Claude Villeneuve
Le Quotidien
Claude Villeneuve

Le côté sombre des applis de transport

CHRONIQUE / Il y a dix ans, quand Uber a introduit la première application de transport permettant aux automobilistes de faire profiter les piétons de leur voiture pour se déplacer plus aisément en ville, nombreux sont ceux qui ont cru que cette forme d’économie de partage serait avantageuse pour l’environnement. Ce n’est pas ce que conclut un rapport publié la semaine dernière par l’ONG américaine UCS (Union Of Concerned Scientists).

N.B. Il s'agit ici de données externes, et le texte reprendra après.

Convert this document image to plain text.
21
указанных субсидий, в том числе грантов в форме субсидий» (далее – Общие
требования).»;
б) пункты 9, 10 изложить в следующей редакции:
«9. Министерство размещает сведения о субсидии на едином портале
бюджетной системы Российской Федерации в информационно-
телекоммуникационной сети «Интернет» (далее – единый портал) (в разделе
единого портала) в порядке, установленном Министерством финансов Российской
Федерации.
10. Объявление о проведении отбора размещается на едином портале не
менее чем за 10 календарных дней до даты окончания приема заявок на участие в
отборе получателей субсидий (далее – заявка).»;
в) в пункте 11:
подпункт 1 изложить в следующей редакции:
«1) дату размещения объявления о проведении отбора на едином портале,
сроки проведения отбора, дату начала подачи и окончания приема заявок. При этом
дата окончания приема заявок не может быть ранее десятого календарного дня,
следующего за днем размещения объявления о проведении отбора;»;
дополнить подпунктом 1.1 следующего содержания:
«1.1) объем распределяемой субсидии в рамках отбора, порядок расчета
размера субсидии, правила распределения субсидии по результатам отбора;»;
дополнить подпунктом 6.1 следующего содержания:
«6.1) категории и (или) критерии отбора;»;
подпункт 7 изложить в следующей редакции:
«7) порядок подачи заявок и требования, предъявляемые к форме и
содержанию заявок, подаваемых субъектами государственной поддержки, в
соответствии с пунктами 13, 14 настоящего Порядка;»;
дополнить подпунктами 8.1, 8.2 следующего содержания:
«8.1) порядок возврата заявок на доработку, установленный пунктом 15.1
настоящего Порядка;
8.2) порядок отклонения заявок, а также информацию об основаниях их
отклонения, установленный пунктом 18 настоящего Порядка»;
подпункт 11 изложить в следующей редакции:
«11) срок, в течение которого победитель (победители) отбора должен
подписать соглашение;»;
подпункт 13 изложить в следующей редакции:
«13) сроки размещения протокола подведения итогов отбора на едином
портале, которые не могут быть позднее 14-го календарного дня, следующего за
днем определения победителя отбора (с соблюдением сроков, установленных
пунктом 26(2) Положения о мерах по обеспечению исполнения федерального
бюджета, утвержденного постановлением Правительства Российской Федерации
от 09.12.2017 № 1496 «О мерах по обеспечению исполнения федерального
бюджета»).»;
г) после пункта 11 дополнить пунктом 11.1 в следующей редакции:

En 2018, Uber avait enregistré plus de 10 milliards de courses aux États-Unis alors que Lyft, un concurrent, en avait 1 milliard. L’industrie du taxi, en comparaison, a perdu la moitié de son achalandage depuis 2012 et ne représente plus que le cinquième du volume des courses, tous fournisseurs confondus. Bien sûr, lorsque le conducteur partage son véhicule, on peut imaginer qu’on le rend plus efficace, puisqu’il transporte deux personnes plutôt qu’une, à condition qu’ils se rendent à la même destination. En plus, cela pourrait représenter un véhicule de moins dans la congestion. Mais cela cache une réalité pas mal moins reluisante. Même si les véhicules qui offrent ce service sont en moyenne moins gourmands et plus récents que la moyenne des véhicules personnels du parc automobile américain, l’UCS a calculé qu’un kilomètre parcouru avec ce genre de service était 47 % plus polluant qu’avec une auto personnelle. Cherchez l’erreur.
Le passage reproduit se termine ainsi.